Andressa Nogueira morreu ao ser baleada em operação policial em São Gonçalo

A moradora morta em ação da PM em São Gonçalo gerou protestos e pedidos de justiça por parte de familiares e moradores após a morte de Andressa Nogueira do Nascimento, de 35 anos, durante uma operação policial no Complexo do Salgueiro, na Região Metropolitana do Rio.

O corpo da vítima foi enterrado neste sábado (28), no Cemitério Parque da Paz, em meio a muita comoção. Andressa foi baleada no peito quando tentava buscar um dos filhos na rua e deixou cinco filhos.

Durante o velório, parentes criticaram a atuação da Polícia Militar e questionaram o horário da operação.
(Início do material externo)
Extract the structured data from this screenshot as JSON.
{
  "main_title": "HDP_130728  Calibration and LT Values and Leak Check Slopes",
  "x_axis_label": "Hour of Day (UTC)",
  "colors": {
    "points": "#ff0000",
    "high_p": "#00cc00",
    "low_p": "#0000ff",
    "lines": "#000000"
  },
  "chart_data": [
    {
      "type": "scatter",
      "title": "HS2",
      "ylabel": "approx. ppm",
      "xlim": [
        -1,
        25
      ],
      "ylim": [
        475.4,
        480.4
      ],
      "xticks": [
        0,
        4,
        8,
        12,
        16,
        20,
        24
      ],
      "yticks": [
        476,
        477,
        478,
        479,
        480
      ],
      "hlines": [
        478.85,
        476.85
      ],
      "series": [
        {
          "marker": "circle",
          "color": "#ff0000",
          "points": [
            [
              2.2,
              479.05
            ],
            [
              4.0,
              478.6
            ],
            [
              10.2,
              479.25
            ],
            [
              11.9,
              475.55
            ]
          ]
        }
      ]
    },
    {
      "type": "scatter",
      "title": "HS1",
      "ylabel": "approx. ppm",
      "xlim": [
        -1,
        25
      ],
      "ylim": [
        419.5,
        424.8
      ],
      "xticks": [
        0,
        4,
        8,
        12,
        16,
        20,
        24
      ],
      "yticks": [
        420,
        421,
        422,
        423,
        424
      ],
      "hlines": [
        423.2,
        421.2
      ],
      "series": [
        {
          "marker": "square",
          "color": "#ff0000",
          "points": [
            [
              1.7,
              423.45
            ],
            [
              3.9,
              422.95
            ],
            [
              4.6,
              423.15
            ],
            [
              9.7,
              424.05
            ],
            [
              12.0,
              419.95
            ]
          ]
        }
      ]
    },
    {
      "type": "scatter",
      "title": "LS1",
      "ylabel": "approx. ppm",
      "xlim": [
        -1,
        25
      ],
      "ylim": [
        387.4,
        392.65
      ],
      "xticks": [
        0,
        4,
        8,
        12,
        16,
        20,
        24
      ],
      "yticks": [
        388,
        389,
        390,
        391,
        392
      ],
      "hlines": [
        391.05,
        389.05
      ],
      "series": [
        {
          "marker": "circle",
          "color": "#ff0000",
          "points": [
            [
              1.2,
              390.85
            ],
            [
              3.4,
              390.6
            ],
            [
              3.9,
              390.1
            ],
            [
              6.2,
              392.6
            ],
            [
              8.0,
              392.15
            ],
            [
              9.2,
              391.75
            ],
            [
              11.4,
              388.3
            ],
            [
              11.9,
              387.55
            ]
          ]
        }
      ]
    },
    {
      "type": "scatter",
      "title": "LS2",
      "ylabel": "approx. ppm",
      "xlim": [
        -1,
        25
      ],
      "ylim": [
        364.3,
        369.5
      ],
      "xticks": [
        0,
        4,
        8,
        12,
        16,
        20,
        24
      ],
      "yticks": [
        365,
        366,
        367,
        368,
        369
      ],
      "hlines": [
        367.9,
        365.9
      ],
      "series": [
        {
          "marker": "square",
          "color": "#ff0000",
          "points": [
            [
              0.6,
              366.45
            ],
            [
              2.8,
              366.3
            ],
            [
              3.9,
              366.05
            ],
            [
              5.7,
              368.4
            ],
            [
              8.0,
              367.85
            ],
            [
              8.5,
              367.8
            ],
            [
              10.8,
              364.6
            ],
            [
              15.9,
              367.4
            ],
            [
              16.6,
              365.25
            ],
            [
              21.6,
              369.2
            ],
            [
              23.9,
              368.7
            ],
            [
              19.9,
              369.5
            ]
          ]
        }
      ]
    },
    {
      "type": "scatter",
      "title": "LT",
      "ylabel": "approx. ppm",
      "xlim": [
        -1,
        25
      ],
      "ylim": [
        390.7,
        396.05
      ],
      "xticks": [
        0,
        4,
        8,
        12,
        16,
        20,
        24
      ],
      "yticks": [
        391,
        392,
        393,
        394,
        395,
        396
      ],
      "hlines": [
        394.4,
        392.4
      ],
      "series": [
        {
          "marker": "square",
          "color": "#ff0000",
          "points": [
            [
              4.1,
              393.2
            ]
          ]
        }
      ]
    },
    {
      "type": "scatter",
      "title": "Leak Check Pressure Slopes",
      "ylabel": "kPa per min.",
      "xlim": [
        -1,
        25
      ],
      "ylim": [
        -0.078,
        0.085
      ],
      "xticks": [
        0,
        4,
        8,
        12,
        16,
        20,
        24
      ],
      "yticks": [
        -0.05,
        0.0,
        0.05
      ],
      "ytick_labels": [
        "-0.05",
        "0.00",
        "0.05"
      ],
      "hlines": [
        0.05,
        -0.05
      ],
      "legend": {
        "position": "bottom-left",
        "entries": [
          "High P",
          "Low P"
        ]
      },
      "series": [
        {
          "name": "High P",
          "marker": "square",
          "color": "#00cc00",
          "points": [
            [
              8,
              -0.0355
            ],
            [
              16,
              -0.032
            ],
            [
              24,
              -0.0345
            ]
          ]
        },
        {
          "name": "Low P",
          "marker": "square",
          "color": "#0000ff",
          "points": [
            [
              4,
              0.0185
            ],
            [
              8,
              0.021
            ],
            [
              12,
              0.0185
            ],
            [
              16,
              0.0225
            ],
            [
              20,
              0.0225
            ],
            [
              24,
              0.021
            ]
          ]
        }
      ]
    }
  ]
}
A gente queria entender como houve uma operação na hora de colégio, na hora em que as crianças estão na rua, disse Ana Paula do Nascimento, irmã da vítima.
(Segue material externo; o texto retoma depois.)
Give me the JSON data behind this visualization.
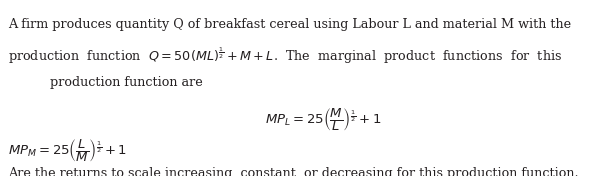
{
  "bg_color": "#ffffff",
  "text_color": "#231f20",
  "figsize": [
    5.93,
    1.76
  ],
  "dpi": 100,
  "line1": "A firm produces quantity Q of breakfast cereal using Labour L and material M with the",
  "line2": "production  function  $Q = 50(ML)^{\\frac{1}{2}} + M + L$.  The  marginal  product  functions  for  this",
  "line3": "production function are",
  "MPL_label": "$MP_L = 25\\left(\\dfrac{M}{L}\\right)^{\\frac{1}{2}} + 1$",
  "MPM_label": "$MP_M = 25\\left(\\dfrac{L}{M}\\right)^{\\frac{1}{2}} + 1$",
  "line_last": "Are the returns to scale increasing, constant, or decreasing for this production function.",
  "font_size": 9.2,
  "math_font_size": 9.5,
  "font_family": "serif"
}
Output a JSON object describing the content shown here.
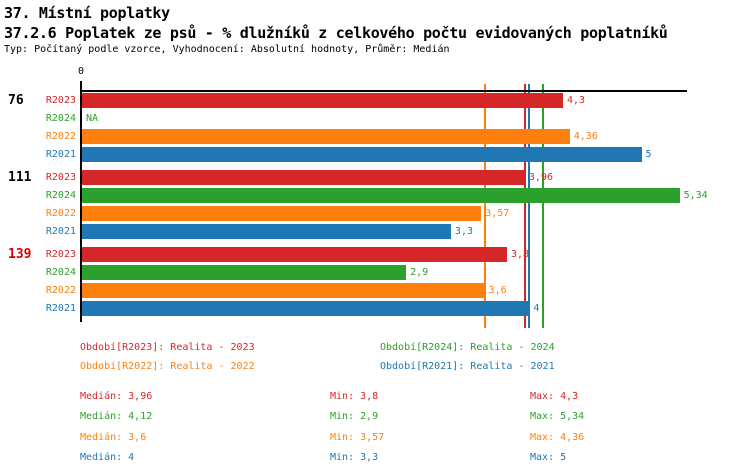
{
  "header": {
    "title": "37. Místní poplatky",
    "subtitle": "37.2.6 Poplatek ze psů - % dlužníků z celkového počtu evidovaných poplatníků",
    "meta": "Typ: Počítaný podle vzorce, Vyhodnocení: Absolutní hodnoty, Průměr: Medián"
  },
  "chart_data": {
    "type": "bar",
    "orientation": "horizontal",
    "title": "37.2.6 Poplatek ze psů - % dlužníků z celkového počtu evidovaných poplatníků",
    "xlabel": "",
    "ylabel": "",
    "xlim": [
      0,
      5.4
    ],
    "axis": {
      "zero_label": "0"
    },
    "grid": false,
    "legend_position": "bottom",
    "series_colors": {
      "R2023": "#d62728",
      "R2024": "#2ca02c",
      "R2022": "#ff7f0e",
      "R2021": "#1f77b4"
    },
    "groups": [
      {
        "label": "76",
        "label_color": "#000000",
        "bars": [
          {
            "series": "R2023",
            "value": 4.3,
            "display": "4,3",
            "color": "#d62728"
          },
          {
            "series": "R2024",
            "value": null,
            "display": "NA",
            "color": "#2ca02c"
          },
          {
            "series": "R2022",
            "value": 4.36,
            "display": "4,36",
            "color": "#ff7f0e"
          },
          {
            "series": "R2021",
            "value": 5,
            "display": "5",
            "color": "#1f77b4"
          }
        ]
      },
      {
        "label": "111",
        "label_color": "#000000",
        "bars": [
          {
            "series": "R2023",
            "value": 3.96,
            "display": "3,96",
            "color": "#d62728"
          },
          {
            "series": "R2024",
            "value": 5.34,
            "display": "5,34",
            "color": "#2ca02c"
          },
          {
            "series": "R2022",
            "value": 3.57,
            "display": "3,57",
            "color": "#ff7f0e"
          },
          {
            "series": "R2021",
            "value": 3.3,
            "display": "3,3",
            "color": "#1f77b4"
          }
        ]
      },
      {
        "label": "139",
        "label_color": "#dd0000",
        "bars": [
          {
            "series": "R2023",
            "value": 3.8,
            "display": "3,8",
            "color": "#d62728"
          },
          {
            "series": "R2024",
            "value": 2.9,
            "display": "2,9",
            "color": "#2ca02c"
          },
          {
            "series": "R2022",
            "value": 3.6,
            "display": "3,6",
            "color": "#ff7f0e"
          },
          {
            "series": "R2021",
            "value": 4,
            "display": "4",
            "color": "#1f77b4"
          }
        ]
      }
    ],
    "median_lines": [
      {
        "series": "R2022",
        "value": 3.6,
        "color": "#ff7f0e"
      },
      {
        "series": "R2023",
        "value": 3.96,
        "color": "#d62728"
      },
      {
        "series": "R2021",
        "value": 4.0,
        "color": "#1f77b4"
      },
      {
        "series": "R2024",
        "value": 4.12,
        "color": "#2ca02c"
      }
    ]
  },
  "legend": {
    "items": [
      {
        "label": "Období[R2023]: Realita - 2023",
        "color": "#d62728"
      },
      {
        "label": "Období[R2024]: Realita - 2024",
        "color": "#2ca02c"
      },
      {
        "label": "Období[R2022]: Realita - 2022",
        "color": "#ff7f0e"
      },
      {
        "label": "Období[R2021]: Realita - 2021",
        "color": "#1f77b4"
      }
    ]
  },
  "stats": {
    "rows": [
      {
        "median": "Medián: 3,96",
        "min": "Min: 3,8",
        "max": "Max: 4,3",
        "color": "#d62728"
      },
      {
        "median": "Medián: 4,12",
        "min": "Min: 2,9",
        "max": "Max: 5,34",
        "color": "#2ca02c"
      },
      {
        "median": "Medián: 3,6",
        "min": "Min: 3,57",
        "max": "Max: 4,36",
        "color": "#ff7f0e"
      },
      {
        "median": "Medián: 4",
        "min": "Min: 3,3",
        "max": "Max: 5",
        "color": "#1f77b4"
      }
    ]
  }
}
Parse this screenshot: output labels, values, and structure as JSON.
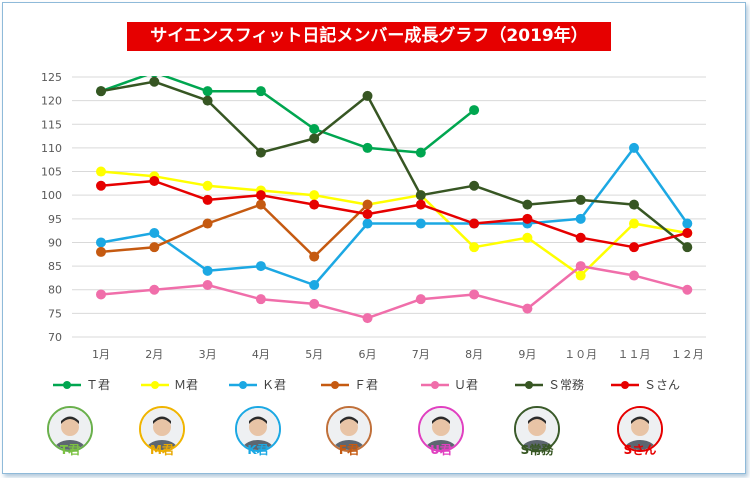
{
  "title": "サイエンスフィット日記メンバー成長グラフ（2019年）",
  "chart_data": {
    "type": "line",
    "categories": [
      "1月",
      "2月",
      "3月",
      "4月",
      "5月",
      "6月",
      "7月",
      "8月",
      "9月",
      "10月",
      "11月",
      "12月"
    ],
    "category_labels": [
      "1月",
      "2月",
      "3月",
      "4月",
      "5月",
      "6月",
      "7月",
      "8月",
      "9月",
      "１０月",
      "１１月",
      "１２月"
    ],
    "ylim": [
      70,
      125
    ],
    "yticks": [
      70,
      75,
      80,
      85,
      90,
      95,
      100,
      105,
      110,
      115,
      120,
      125
    ],
    "grid": true,
    "legend_position": "bottom",
    "series": [
      {
        "name": "Ｔ君",
        "color": "#00a650",
        "values": [
          122,
          126,
          122,
          122,
          114,
          110,
          109,
          118,
          null,
          null,
          null,
          null
        ]
      },
      {
        "name": "Ｍ君",
        "color": "#ffff00",
        "values": [
          105,
          104,
          102,
          101,
          100,
          98,
          100,
          89,
          91,
          83,
          94,
          92
        ]
      },
      {
        "name": "Ｋ君",
        "color": "#1ca8e3",
        "values": [
          90,
          92,
          84,
          85,
          81,
          94,
          94,
          94,
          94,
          95,
          110,
          94
        ]
      },
      {
        "name": "Ｆ君",
        "color": "#c55a11",
        "values": [
          88,
          89,
          94,
          98,
          87,
          98,
          null,
          null,
          null,
          null,
          null,
          null
        ]
      },
      {
        "name": "Ｕ君",
        "color": "#f06eaa",
        "values": [
          79,
          80,
          81,
          78,
          77,
          74,
          78,
          79,
          76,
          85,
          83,
          80
        ]
      },
      {
        "name": "Ｓ常務",
        "color": "#375623",
        "values": [
          122,
          124,
          120,
          109,
          112,
          121,
          100,
          102,
          98,
          99,
          98,
          89
        ]
      },
      {
        "name": "Ｓさん",
        "color": "#e60000",
        "values": [
          102,
          103,
          99,
          100,
          98,
          96,
          98,
          94,
          95,
          91,
          89,
          92
        ]
      }
    ]
  },
  "avatars": [
    {
      "label": "T君",
      "ring": "#6ab04c",
      "color": "#7cc242"
    },
    {
      "label": "M君",
      "ring": "#f0b400",
      "color": "#e8a800"
    },
    {
      "label": "K君",
      "ring": "#1ca8e3",
      "color": "#1ca8e3"
    },
    {
      "label": "F君",
      "ring": "#c0703a",
      "color": "#c55a11"
    },
    {
      "label": "U君",
      "ring": "#e040c0",
      "color": "#e040c0"
    },
    {
      "label": "S常務",
      "ring": "#3a5a2a",
      "color": "#375623"
    },
    {
      "label": "Sさん",
      "ring": "#e60000",
      "color": "#e60000"
    }
  ]
}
Testemunhas que estavam no local relataram momentos de desespero durante a ação. Adriano Silva, cunhado de Andressa, afirmou que os disparos aconteceram de forma intensa. Estavam atirando para todo o lado. Atiraram em mim, tive que me jogar da moto em um canto e me esconder no muro. A polícia deu tiros do caveirão, relatou.

O filho mais velho da vítima também prestou uma homenagem emocionada. Ela trabalhava, fazia faxina, fazia comida, fazia tudo, mas ela não deixou faltar um pão dentro de casa, disse Carlos Victor Nogueira da Silva.

Ele ainda descreveu o momento em que encontrou a mãe baleada. Ela morreu na frente do meu irmão. Quando fui lá, ela estava no chão como se fosse nada, lamentou.

Após a morte, moradores reagiram com barricadas, bloqueios em vias e incêndios na região, aumentando ainda mais a tensão no local.

Durante a operação, policiais militares também foram alvo de ataques e precisaram ser resgatados com apoio da Polícia Rodoviária Federal. Segundo a PRF, dois blindados foram atingidos por disparos, mas não houve feridos entre os agentes.

Em nota, a Polícia Militar afirmou que a equipe foi recebida a tiros durante a ação, que tinha como objetivo retirar barricadas instaladas pelo tráfico. A corporação declarou ainda que o disparo que atingiu a moradora teria partido de criminosos.

O caso está sendo investigado pela Delegacia de Homicídios de Niterói e São Gonçalo, que busca esclarecer as circunstâncias da morte.

A cerimônia de despedida foi marcada por dor, revolta e cobranças por respostas diante de mais um episódio que reacende o debate sobre operações policiais em áreas urbanas.

E enquanto a investigação avança, familiares seguem em busca de respostas sobre o que realmente aconteceu naquele dia.